Anomaly Detection

Pattern Recognition Based Machine Anomaly Detection

Using SensiML generated algorithms and the QuickLogic QuickAI HDK, developers and integrators of programmable sensor devices can offer industrial end-users rapidly customizable smart sensors conforming to a variety outputs.  As machine-specific anomaly detectors, sensors can be built with custom trained responses programmed on-site during system commissioning or retrofit.  With low data rate output of only insights of interest and power efficient microcontroller-based signal processing, long-life battery powered sensors are achievable avoiding high initial installation costs of wired/powered sensor points.

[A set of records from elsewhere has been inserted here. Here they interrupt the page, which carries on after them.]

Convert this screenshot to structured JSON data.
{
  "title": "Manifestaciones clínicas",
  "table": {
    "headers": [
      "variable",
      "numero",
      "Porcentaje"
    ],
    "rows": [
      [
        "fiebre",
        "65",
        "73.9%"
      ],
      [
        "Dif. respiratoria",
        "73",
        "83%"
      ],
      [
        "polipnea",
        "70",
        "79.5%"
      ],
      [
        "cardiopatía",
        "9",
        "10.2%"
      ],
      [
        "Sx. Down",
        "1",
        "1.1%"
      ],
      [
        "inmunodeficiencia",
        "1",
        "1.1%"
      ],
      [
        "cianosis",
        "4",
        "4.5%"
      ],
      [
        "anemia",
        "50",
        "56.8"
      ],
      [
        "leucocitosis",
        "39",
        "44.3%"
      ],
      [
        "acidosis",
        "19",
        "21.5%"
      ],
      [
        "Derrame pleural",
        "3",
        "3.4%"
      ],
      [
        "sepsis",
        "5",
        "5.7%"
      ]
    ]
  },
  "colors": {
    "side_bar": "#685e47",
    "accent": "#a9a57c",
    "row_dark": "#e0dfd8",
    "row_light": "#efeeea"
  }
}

Smart anomaly detection sensors powered by SensiML algorithms can readily feature:

  • Continuous or triggered high frequency raw sampling (up to 100kHz)
  • Multi-channel analog sensor inputs (4 channels x 16kHz)
  • Realtime processing of vibration, audio, acoustic emission, load cell, strain gauge, and piezo sensors
  • Anomaly severity level/quality assessment with event-driven excursion metrics
  • Long-life battery powered operation with efficient signal processing and hardware accelerated feature extractors
  • Local real-time alert/control or remote interfacing over wireless or wired network interfaces
Predictive Maintenance

Pattern Recognition Based Behavior Classification

A step beyond basic anomaly detection, predictive maintenance seeks to provide greater insight by classifying observed patterns from one or more sensors against a model with multiple defined states.  The benefit is greater insight when addressing possible faults.  The challenge is need for either (a) sufficient historical data with examples of each excursion / failure mode to properly train the algorithm or (b) an ability to translate theoretical expectations of as-yet-unobserved classes into a functioning algorithm.

Either way, the SensiML toolkit makes it possible to quickly create embedded predictive classification algorithms capable of executing locally in real-time on the sensor microcontroller.  Application developers can utilize the knowledge contained in existing datasets to automatically generate code or have access to our entire library of transforms, feature extractors and classifiers to customize behaviors where sufficient data for ML training lacks.   SensiML provides both a highly automated process and a fully user managed algorithm build flow and the ability to quickly generate fully functioning firmware quickly that implements accurate classifiers best suited to the application.  This allows expert users the potential for extending beyond basic anomaly detection even in cases where historical fault data is insufficient to develop empirically trained models.

  • Models that can be trained in as few as 30-50 samples for conceptual testing
  • Support of a variety of classifiers ranging from kNN, RBF distance based classification to tree, and hierarchical models to binarized neural networks
  • Continually growing library of over 80 supported features
  • Server-based code generator that optimizes feature vector selection, event segmentation and triggering, and classifier selection to best suit the problem
  • Platform specific auto code-generation for a variety of platforms spanning ARM and x86 architecture with HW accelerators for DSP and FPGA capable SoCs
  • Executable code that as small as 40KB SRAM
Process Control and Robotics

High Speed Inspection and Sorting Processes

Nearly every high volume manufacturing process has one or more critical sort/inspection stages that must operate in real-time at high line speeds.  These control points invariably use complex and critical sensor measurements to make decisions directly impacting product yields and overall quality control.  Measurement involves one or more of optical, audio, profile, ultrasonic, or electrode based sensor signals used to compare some physical property against established reference patterns for classification and subsequent action (i.e. sorting, rework, reporting, and upstream process adaptations).

As important as the physical measurement itself, effective sort/inspect systems must possess the ability to analyze the rich sensor signals to detect often subtle differences before they become major excursions leading to rework or scrap.  SensiML generated algorithms combined with such sensors provide the intelligence and real-time responsiveness to support high performance inspection and sort.  Industrial sensor vendors and systems integrators selling solutions to end-user manufacturers can truly differentiate their offerings working with SensiML to build adaptive machine learning into their products and projects.

Industrial Wearables

Worker Safety / Work-aid Augmentation Sensors

There are numerous industrial applications for smart sensing human wearable devices aiding either worker safety or improving day-to-day job efficiency through real-time feedback on quantitative measures readily classified on operator worn or tooling integrated sensors.  SensiML originated from work in advanced motion sensing for next-gen wearable computing and has proven examples where human motion analysis either alone or in combination with other sensor types can inform workers and operations managers in ways to improve job safety, quality, and productivity.  Examples include:

  • Operator wearables for real-time status monitoring of defined activities, gestures, and environmental conditions for first responders and industrial workers.
  • Smart tooling with sensors and SensiML algorithms capable of alerting for conformance to specific motion, exertion, power/torque, and rotational patterns.